When Beasley isn’t at school, she’s busy reading, snowboarding, hiking, hanging out with friends, doing her homework and more. She recently went from working at Target to becoming a barista at Starbucks a few weeks ago. His favorite drink to drink and make is a Frappuccino.

Beasley is the middle child of three with a sibling on either side of her.

“She is independent but not too independent. She has always been empathetic and attentive to the feelings of others. She can read a room,” Kipping said. “She has the most infectious laugh ever, even as a baby, and she still does. She laughs with all her heart and with all her being.
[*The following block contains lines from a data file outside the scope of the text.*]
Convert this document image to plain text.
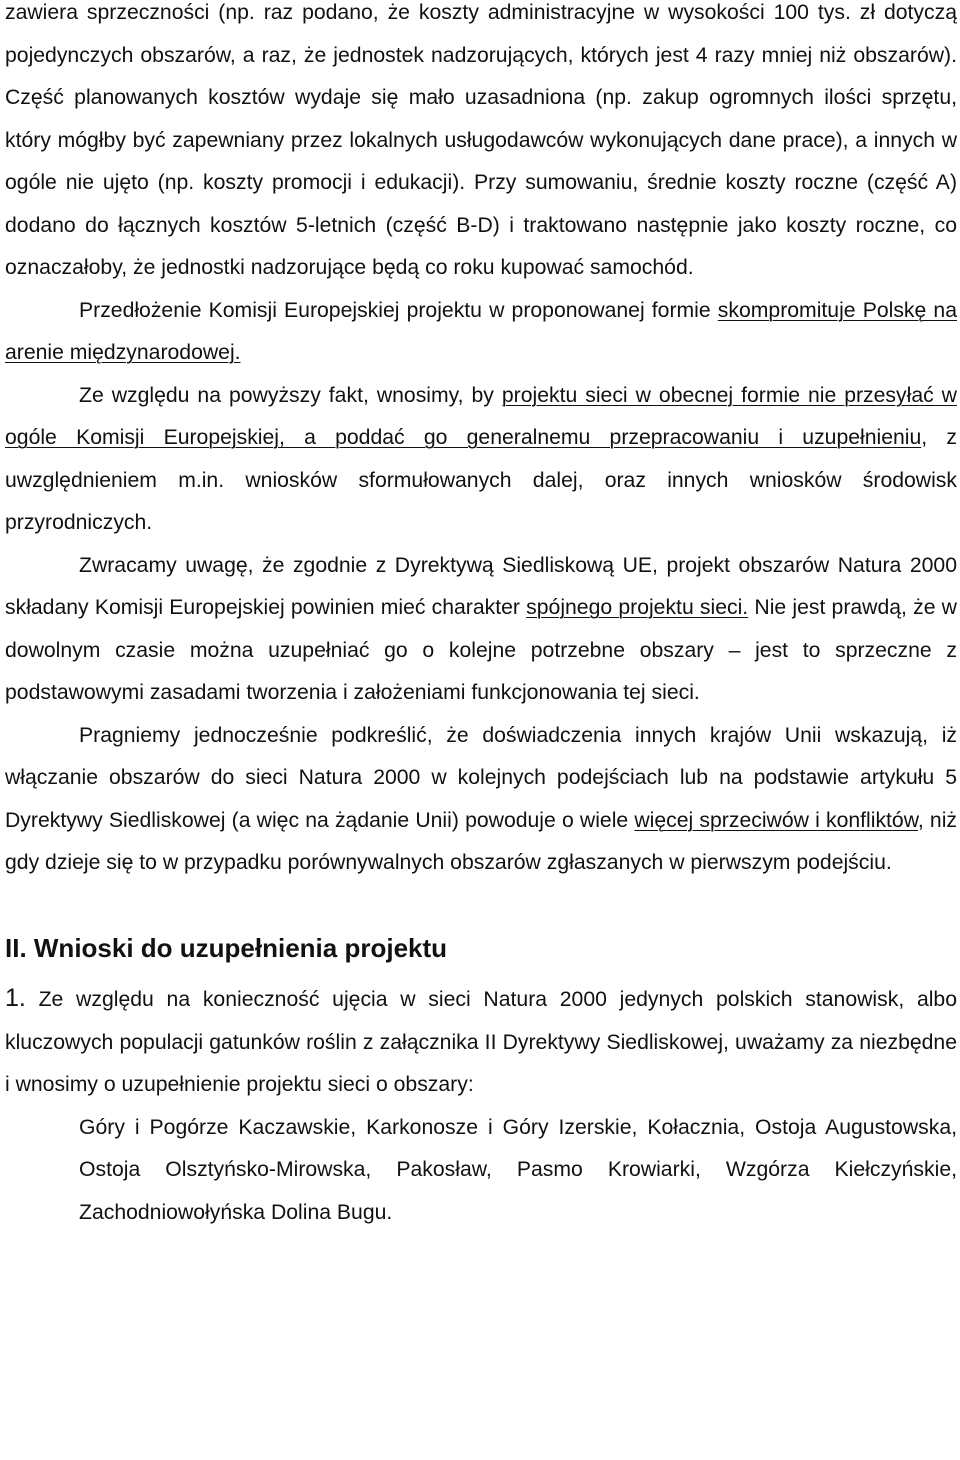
zawiera sprzeczności (np. raz podano, że koszty administracyjne w wysokości 100 tys. zł dotyczą pojedynczych obszarów, a raz, że jednostek nadzorujących, których jest 4 razy mniej niż obszarów). Część planowanych kosztów wydaje się mało uzasadniona (np. zakup ogromnych ilości sprzętu, który mógłby być zapewniany przez lokalnych usługodawców wykonujących dane prace), a innych w ogóle nie ujęto (np. koszty promocji i edukacji). Przy sumowaniu, średnie koszty roczne (część A) dodano do łącznych kosztów 5-letnich (część B-D) i traktowano następnie jako koszty roczne, co oznaczałoby, że jednostki nadzorujące będą co roku kupować samochód.

Przedłożenie Komisji Europejskiej projektu w proponowanej formie skompromituje Polskę na arenie międzynarodowej.

Ze względu na powyższy fakt, wnosimy, by projektu sieci w obecnej formie nie przesyłać w ogóle Komisji Europejskiej, a poddać go generalnemu przepracowaniu i uzupełnieniu, z uwzględnieniem m.in. wniosków sformułowanych dalej, oraz innych wniosków środowisk przyrodniczych.

Zwracamy uwagę, że zgodnie z Dyrektywą Siedliskową UE, projekt obszarów Natura 2000 składany Komisji Europejskiej powinien mieć charakter spójnego projektu sieci. Nie jest prawdą, że w dowolnym czasie można uzupełniać go o kolejne potrzebne obszary – jest to sprzeczne z podstawowymi zasadami tworzenia i założeniami funkcjonowania tej sieci.

Pragniemy jednocześnie podkreślić, że doświadczenia innych krajów Unii wskazują, iż włączanie obszarów do sieci Natura 2000 w kolejnych podejściach lub na podstawie artykułu 5 Dyrektywy Siedliskowej (a więc na żądanie Unii) powoduje o wiele więcej sprzeciwów i konfliktów, niż gdy dzieje się to w przypadku porównywalnych obszarów zgłaszanych w pierwszym podejściu.

II. Wnioski do uzupełnienia projektu

1. Ze względu na konieczność ujęcia w sieci Natura 2000 jedynych polskich stanowisk, albo kluczowych populacji gatunków roślin z załącznika II Dyrektywy Siedliskowej, uważamy za niezbędne i wnosimy o uzupełnienie projektu sieci o obszary:

Góry i Pogórze Kaczawskie, Karkonosze i Góry Izerskie, Kołacznia, Ostoja Augustowska, Ostoja Olsztyńsko-Mirowska, Pakosław, Pasmo Krowiarki, Wzgórza Kiełczyńskie, Zachodniowołyńska Dolina Bugu.
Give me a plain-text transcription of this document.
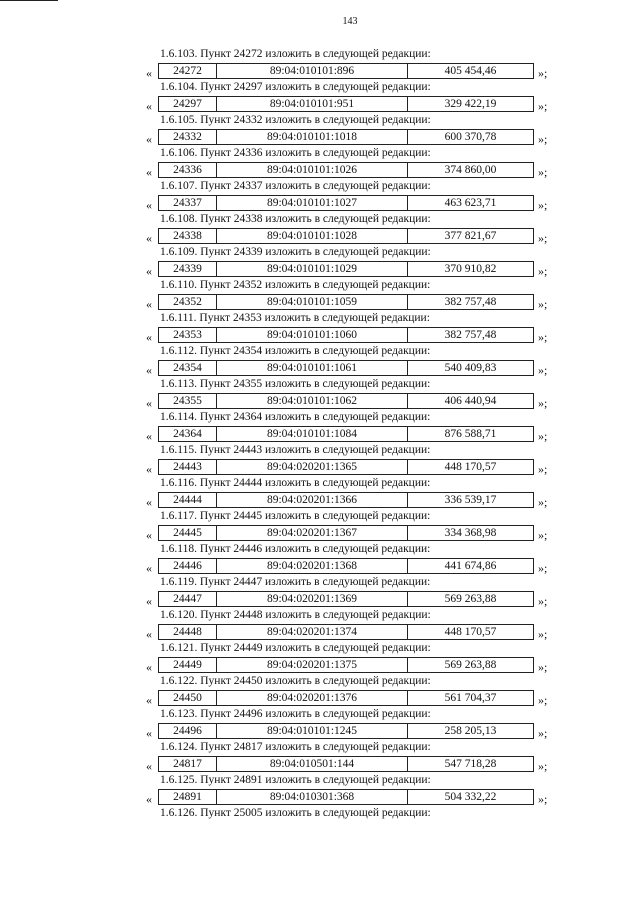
143
1.6.103. Пункт 24272 изложить в следующей редакции:
«	24272	89:04:010101:896	405 454,46	»;
1.6.104. Пункт 24297 изложить в следующей редакции:
«	24297	89:04:010101:951	329 422,19	»;
1.6.105. Пункт 24332 изложить в следующей редакции:
«	24332	89:04:010101:1018	600 370,78	»;
1.6.106. Пункт 24336 изложить в следующей редакции:
«	24336	89:04:010101:1026	374 860,00	»;
1.6.107. Пункт 24337 изложить в следующей редакции:
«	24337	89:04:010101:1027	463 623,71	»;
1.6.108. Пункт 24338 изложить в следующей редакции:
«	24338	89:04:010101:1028	377 821,67	»;
1.6.109. Пункт 24339 изложить в следующей редакции:
«	24339	89:04:010101:1029	370 910,82	»;
1.6.110. Пункт 24352 изложить в следующей редакции:
«	24352	89:04:010101:1059	382 757,48	»;
1.6.111. Пункт 24353 изложить в следующей редакции:
«	24353	89:04:010101:1060	382 757,48	»;
1.6.112. Пункт 24354 изложить в следующей редакции:
«	24354	89:04:010101:1061	540 409,83	»;
1.6.113. Пункт 24355 изложить в следующей редакции:
«	24355	89:04:010101:1062	406 440,94	»;
1.6.114. Пункт 24364 изложить в следующей редакции:
«	24364	89:04:010101:1084	876 588,71	»;
1.6.115. Пункт 24443 изложить в следующей редакции:
«	24443	89:04:020201:1365	448 170,57	»;
1.6.116. Пункт 24444 изложить в следующей редакции:
«	24444	89:04:020201:1366	336 539,17	»;
1.6.117. Пункт 24445 изложить в следующей редакции:
«	24445	89:04:020201:1367	334 368,98	»;
1.6.118. Пункт 24446 изложить в следующей редакции:
«	24446	89:04:020201:1368	441 674,86	»;
1.6.119. Пункт 24447 изложить в следующей редакции:
«	24447	89:04:020201:1369	569 263,88	»;
1.6.120. Пункт 24448 изложить в следующей редакции:
«	24448	89:04:020201:1374	448 170,57	»;
1.6.121. Пункт 24449 изложить в следующей редакции:
«	24449	89:04:020201:1375	569 263,88	»;
1.6.122. Пункт 24450 изложить в следующей редакции:
«	24450	89:04:020201:1376	561 704,37	»;
1.6.123. Пункт 24496 изложить в следующей редакции:
«	24496	89:04:010101:1245	258 205,13	»;
1.6.124. Пункт 24817 изложить в следующей редакции:
«	24817	89:04:010501:144	547 718,28	»;
1.6.125. Пункт 24891 изложить в следующей редакции:
«	24891	89:04:010301:368	504 332,22	»;
1.6.126. Пункт 25005 изложить в следующей редакции:
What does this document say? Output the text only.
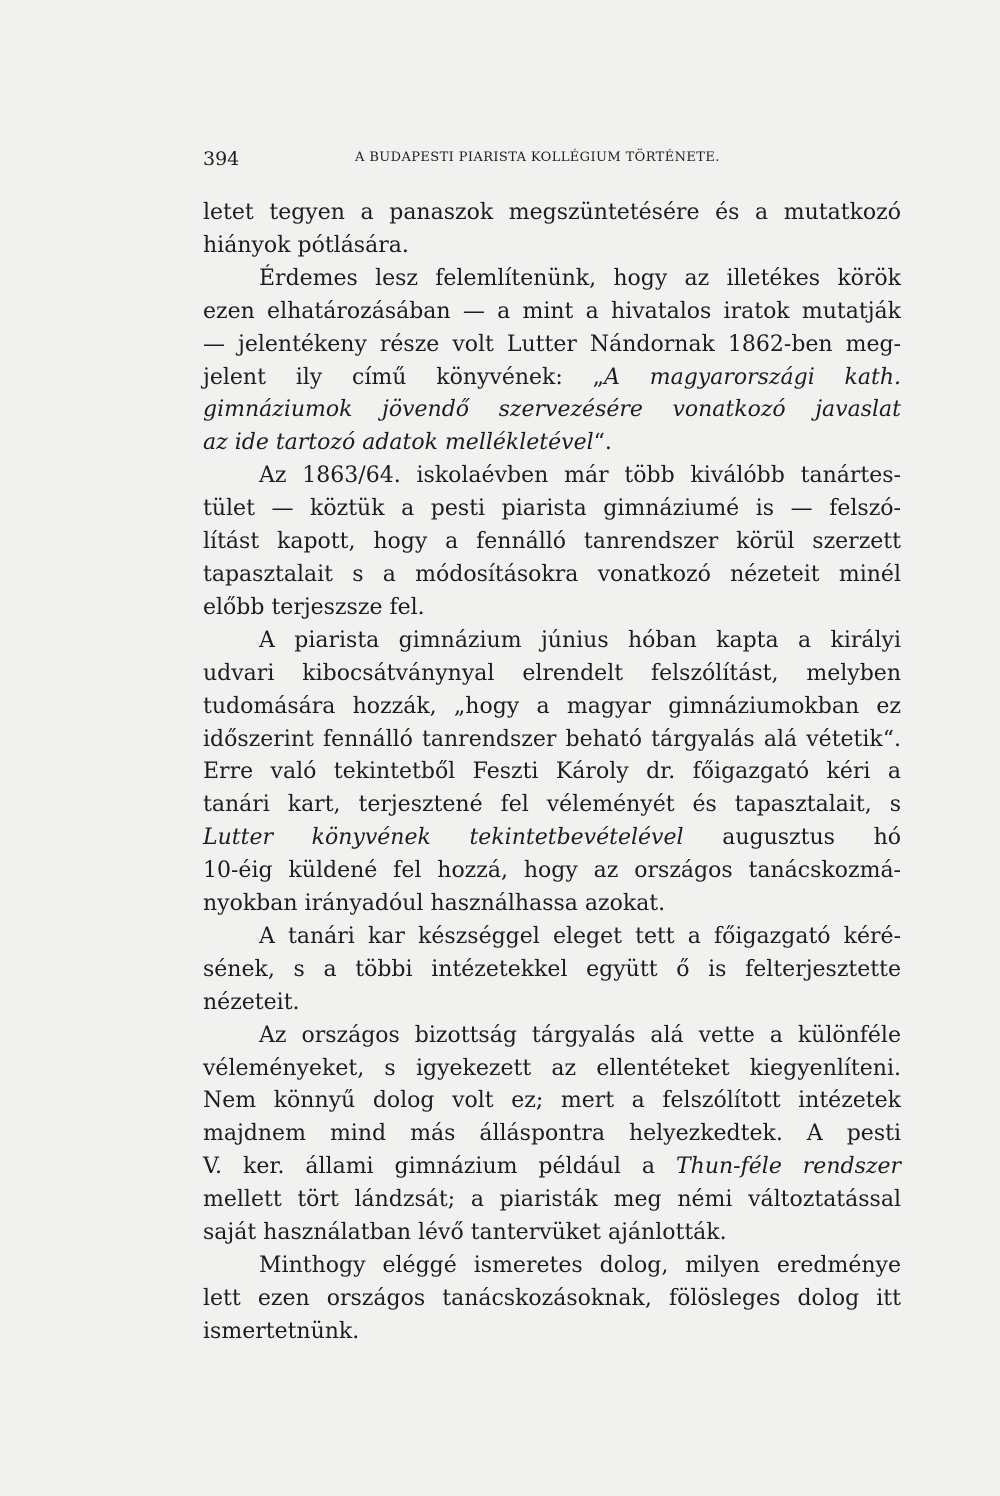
394	A BUDAPESTI PIARISTA KOLLÉGIUM TÖRTÉNETE.
letet tegyen a panaszok megszüntetésére és a mutatkozó
hiányok pótlására.
Érdemes lesz felemlítenünk, hogy az illetékes körök
ezen elhatározásában — a mint a hivatalos iratok mutatják
— jelentékeny része volt Lutter Nándornak 1862-ben meg-
jelent ily című könyvének: „A magyarországi kath.
gimnáziumok jövendő szervezésére vonatkozó javaslat
az ide tartozó adatok mellékletével“.
Az 1863/64. iskolaévben már több kiválóbb tanártes-
tület — köztük a pesti piarista gimnáziumé is — felszó-
lítást kapott, hogy a fennálló tanrendszer körül szerzett
tapasztalait s a módosításokra vonatkozó nézeteit minél
előbb terjeszsze fel.
A piarista gimnázium június hóban kapta a királyi
udvari kibocsátványnyal elrendelt felszólítást, melyben
tudomására hozzák, „hogy a magyar gimnáziumokban ez
időszerint fennálló tanrendszer beható tárgyalás alá vétetik“.
Erre való tekintetből Feszti Károly dr. főigazgató kéri a
tanári kart, terjesztené fel véleményét és tapasztalait, s
Lutter könyvének tekintetbevételével augusztus hó
10-éig küldené fel hozzá, hogy az országos tanácskozmá-
nyokban irányadóul használhassa azokat.
A tanári kar készséggel eleget tett a főigazgató kéré-
sének, s a többi intézetekkel együtt ő is felterjesztette
nézeteit.
Az országos bizottság tárgyalás alá vette a különféle
véleményeket, s igyekezett az ellentéteket kiegyenlíteni.
Nem könnyű dolog volt ez; mert a felszólított intézetek
majdnem mind más álláspontra helyezkedtek. A pesti
V. ker. állami gimnázium például a Thun-féle rendszer
mellett tört lándzsát; a piaristák meg némi változtatással
saját használatban lévő tantervüket ajánlották.
Minthogy eléggé ismeretes dolog, milyen eredménye
lett ezen országos tanácskozásoknak, fölösleges dolog itt
ismertetnünk.
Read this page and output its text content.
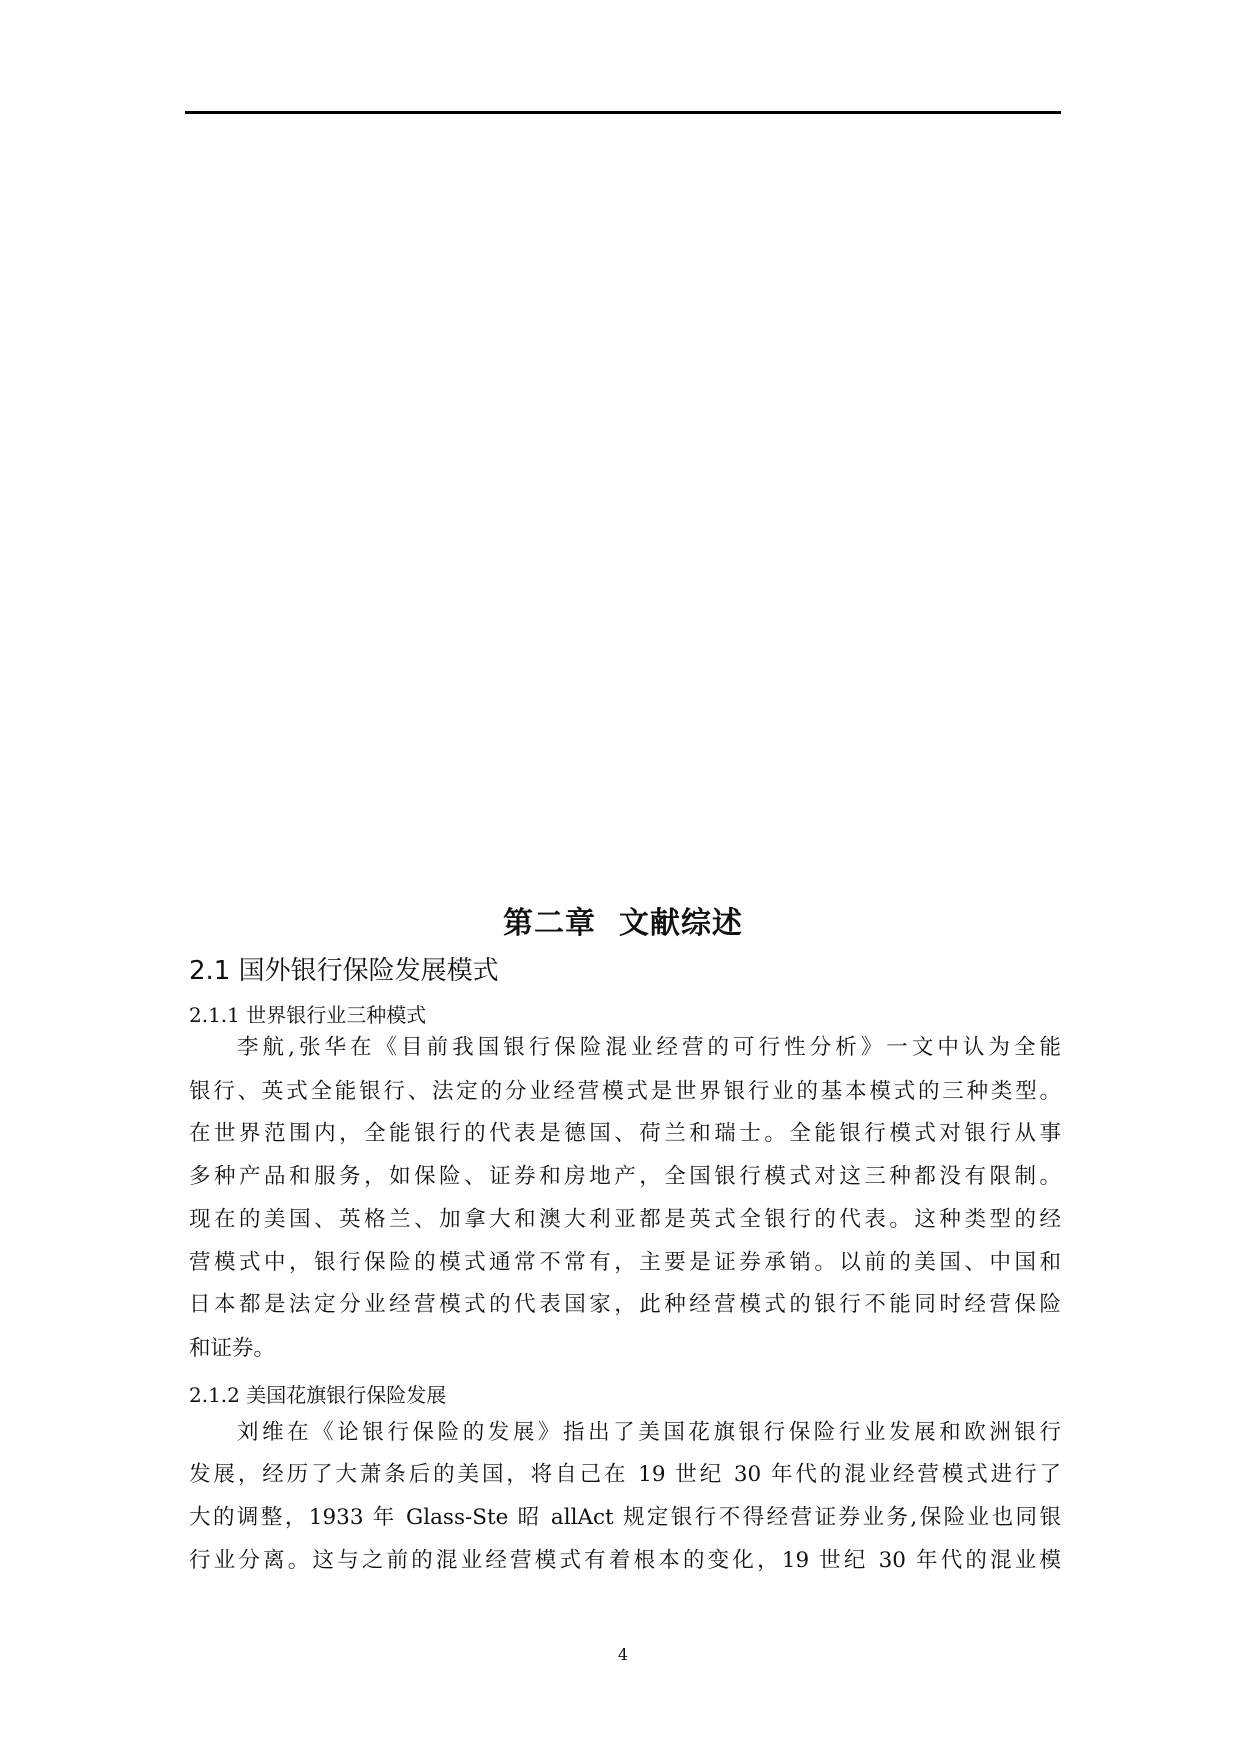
第二章  文献综述
2.1 国外银行保险发展模式
2.1.1 世界银行业三种模式
李航,张华在《目前我国银行保险混业经营的可行性分析》一文中认为全能
银行、英式全能银行、法定的分业经营模式是世界银行业的基本模式的三种类型。
在世界范围内，全能银行的代表是德国、荷兰和瑞士。全能银行模式对银行从事
多种产品和服务，如保险、证券和房地产，全国银行模式对这三种都没有限制。
现在的美国、英格兰、加拿大和澳大利亚都是英式全银行的代表。这种类型的经
营模式中，银行保险的模式通常不常有，主要是证券承销。以前的美国、中国和
日本都是法定分业经营模式的代表国家，此种经营模式的银行不能同时经营保险
和证券。
2.1.2 美国花旗银行保险发展
刘维在《论银行保险的发展》指出了美国花旗银行保险行业发展和欧洲银行
发展，经历了大萧条后的美国，将自己在 19 世纪 30 年代的混业经营模式进行了
大的调整，1933 年 Glass-Ste 昭 allAct 规定银行不得经营证券业务,保险业也同银
行业分离。这与之前的混业经营模式有着根本的变化，19 世纪 30 年代的混业模
4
“In my eyes, there are definitely so many people who make me who I am. I admire them for that,” Beasley said. “My parents, my step-dad, my little brother who has autism and my older brother (who is in the Air Force), they did a lot for me and made me who I am… I have the feel like everyone in their own way has a way to make you better.

Beasley plans to go from maroon and gold to maroon, as she seeks to attend the University of Montana. She wants to enter the honors program and study psychology to become a developmental psychologist in the future.

“So my little brother has autism…and that’s the idea where I want to find ways in which a child who has lived in an environment or has that disability has the ability to live their life to their fullest potential. I feel like there can be so much more research,” Beasley said. “…I know there’s a way to do this, and I want to do this so badly because I feel like somehow or not, we end up putting people ( autism) in a box. I don’t want this for my little brother or anyone. I want to find a way where you don’t have to be that label that you’re given.

Beasley wouldn’t go back and change anything about his high school experience — except maybe the pandemic part.

“I really try to look at life as it happens for a reason, and I don’t want to look back and say, ‘I should have been in more clubs or I should have done this'”, Beasley said. “I try to take it one day at a time and say, ‘That was good. It was high school. I don’t want to regret anything and I don’t think I would change the way it was.

Megan Michelotti can be reached at [email protected].